Error function etymology: Why the name?

Solution 1:

http://en.wikipedia.org/wiki/Errors_and_residuals_in_statistics

An "error" is the difference between a measurement and the value it would have had if the process of measurement were infallible and infinitely accurate. If one uses a single observed value as an estimate of the average of the population of values from which it was taken, then that observed value minus the population average is the error.

Sometimes (often) errors are modeled as being distributed normally, with probability distribution $$ \varphi_\sigma(x)\,dx = \frac 1 {\sqrt{2\pi}} \exp\left( \frac{-1} 2 \left(\frac x \sigma\right)^2 \right) \, \frac{dx} \sigma $$ with expected value $0$ and standard deviation $\sigma$.

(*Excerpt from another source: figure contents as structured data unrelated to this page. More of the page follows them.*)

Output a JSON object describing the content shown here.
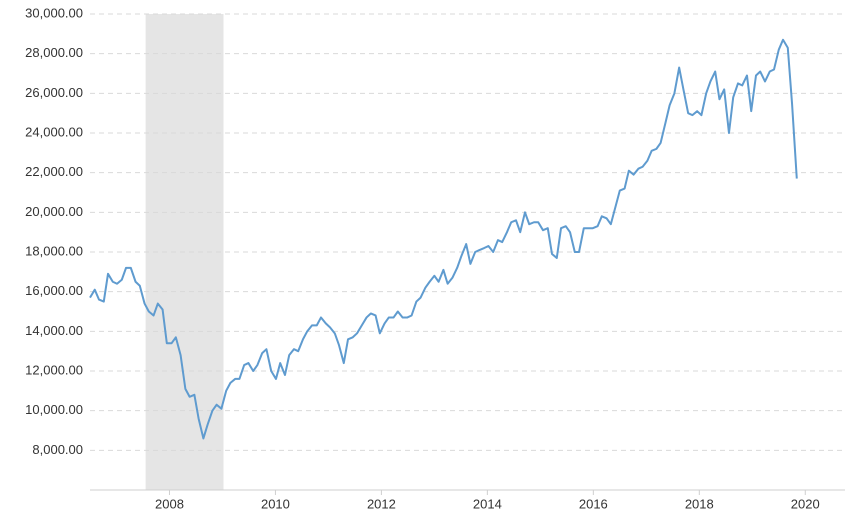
{
  "chart_data": {
    "type": "line",
    "x": [
      2006.5,
      2006.59,
      2006.67,
      2006.76,
      2006.84,
      2006.93,
      2007.01,
      2007.1,
      2007.18,
      2007.27,
      2007.36,
      2007.44,
      2007.53,
      2007.61,
      2007.7,
      2007.78,
      2007.87,
      2007.95,
      2008.04,
      2008.12,
      2008.21,
      2008.3,
      2008.38,
      2008.47,
      2008.55,
      2008.64,
      2008.72,
      2008.81,
      2008.89,
      2008.98,
      2009.07,
      2009.15,
      2009.24,
      2009.32,
      2009.41,
      2009.49,
      2009.58,
      2009.66,
      2009.75,
      2009.83,
      2009.92,
      2010.01,
      2010.09,
      2010.18,
      2010.26,
      2010.35,
      2010.43,
      2010.52,
      2010.6,
      2010.69,
      2010.78,
      2010.86,
      2010.95,
      2011.03,
      2011.12,
      2011.2,
      2011.29,
      2011.37,
      2011.46,
      2011.54,
      2011.63,
      2011.72,
      2011.8,
      2011.89,
      2011.97,
      2012.06,
      2012.14,
      2012.23,
      2012.31,
      2012.4,
      2012.49,
      2012.57,
      2012.66,
      2012.74,
      2012.83,
      2012.91,
      2013.0,
      2013.08,
      2013.17,
      2013.25,
      2013.34,
      2013.43,
      2013.51,
      2013.6,
      2013.68,
      2013.77,
      2013.85,
      2013.94,
      2014.02,
      2014.11,
      2014.2,
      2014.28,
      2014.37,
      2014.45,
      2014.54,
      2014.62,
      2014.71,
      2014.79,
      2014.88,
      2014.96,
      2015.05,
      2015.14,
      2015.22,
      2015.31,
      2015.39,
      2015.48,
      2015.56,
      2015.65,
      2015.73,
      2015.82,
      2015.91,
      2015.99,
      2016.08,
      2016.16,
      2016.25,
      2016.33,
      2016.42,
      2016.5,
      2016.59,
      2016.67,
      2016.76,
      2016.85,
      2016.93,
      2017.02,
      2017.1,
      2017.19,
      2017.27,
      2017.36,
      2017.44,
      2017.53,
      2017.62,
      2017.7,
      2017.79,
      2017.87,
      2017.96,
      2018.04,
      2018.13,
      2018.21,
      2018.3,
      2018.38,
      2018.47,
      2018.56,
      2018.64,
      2018.73,
      2018.81,
      2018.9,
      2018.98,
      2019.07,
      2019.15,
      2019.24,
      2019.33,
      2019.41,
      2019.5,
      2019.58,
      2019.67,
      2019.75,
      2019.84
    ],
    "series": [
      {
        "color": "#5f9bcf",
        "values": [
          15700,
          16100,
          15600,
          15500,
          16900,
          16500,
          16400,
          16600,
          17200,
          17200,
          16500,
          16300,
          15400,
          15000,
          14800,
          15400,
          15100,
          13400,
          13400,
          13700,
          12800,
          11100,
          10700,
          10800,
          9600,
          8600,
          9300,
          10000,
          10300,
          10100,
          11000,
          11400,
          11600,
          11600,
          12300,
          12400,
          12000,
          12300,
          12900,
          13100,
          12000,
          11600,
          12400,
          11800,
          12800,
          13100,
          13000,
          13600,
          14000,
          14300,
          14300,
          14700,
          14400,
          14200,
          13900,
          13300,
          12400,
          13600,
          13700,
          13900,
          14300,
          14700,
          14900,
          14800,
          13900,
          14400,
          14700,
          14700,
          15000,
          14700,
          14700,
          14800,
          15500,
          15700,
          16200,
          16500,
          16800,
          16500,
          17100,
          16400,
          16700,
          17200,
          17800,
          18400,
          17400,
          18000,
          18100,
          18200,
          18300,
          18000,
          18600,
          18500,
          19000,
          19500,
          19600,
          19000,
          20000,
          19400,
          19500,
          19500,
          19100,
          19200,
          17900,
          17700,
          19200,
          19300,
          19000,
          18000,
          18000,
          19200,
          19200,
          19200,
          19300,
          19800,
          19700,
          19400,
          20300,
          21100,
          21200,
          22100,
          21900,
          22200,
          22300,
          22600,
          23100,
          23200,
          23500,
          24500,
          25400,
          26000,
          27300,
          26200,
          25000,
          24900,
          25100,
          24900,
          26000,
          26600,
          27100,
          25700,
          26200,
          24000,
          25800,
          26500,
          26400,
          26900,
          25100,
          26900,
          27100,
          26600,
          27100,
          27200,
          28200,
          28700,
          28300,
          25500,
          21700
        ]
      }
    ],
    "xlim": [
      2006.5,
      2020.75
    ],
    "xticks": [
      2008,
      2010,
      2012,
      2014,
      2016,
      2018,
      2020
    ],
    "ylim": [
      6000,
      30000
    ],
    "yticks": [
      {
        "value": 8000,
        "label": "8,000.00"
      },
      {
        "value": 10000,
        "label": "10,000.00"
      },
      {
        "value": 12000,
        "label": "12,000.00"
      },
      {
        "value": 14000,
        "label": "14,000.00"
      },
      {
        "value": 16000,
        "label": "16,000.00"
      },
      {
        "value": 18000,
        "label": "18,000.00"
      },
      {
        "value": 20000,
        "label": "20,000.00"
      },
      {
        "value": 22000,
        "label": "22,000.00"
      },
      {
        "value": 24000,
        "label": "24,000.00"
      },
      {
        "value": 26000,
        "label": "26,000.00"
      },
      {
        "value": 28000,
        "label": "28,000.00"
      },
      {
        "value": 30000,
        "label": "30,000.00"
      }
    ],
    "shaded_range": [
      2007.55,
      2009.02
    ],
    "shade_color": "#e5e5e5",
    "grid": true
  }
}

The cumulative probability distribution function is $$ \Phi_\sigma(x) = \int_{-\infty}^x \varphi_\sigma(x)\,dx. $$ Up to a rescaling of $x$, this is the error function. The usual definition of the "error function" omits the factor of $1/2$, and thus the standard deviation of the distribution whose cumulative distribution function is the "error function" is not $1$. I am far from convinced that it ought to be rescaled in that way.

Solution 2:

The naming of normal distribution seems to be from Karl E. Pearson (p.112) see https://www.maa.org/sites/default/files/images/upload_library/22/Allendoerfer/stahl96.pdf

In addition, the paper hinted the origin of so called the "Error" function. It's indeed the (accumulated) error from the measurement against the "mean" (CDF).

My personal wild guess (just kidding but could be true) is that these gents studied the distance of the star Ceres and they were using their eyes (assisted by their crude apparatus).

Human eyes suffer from various Refractive Errors, hence, the "Error" function.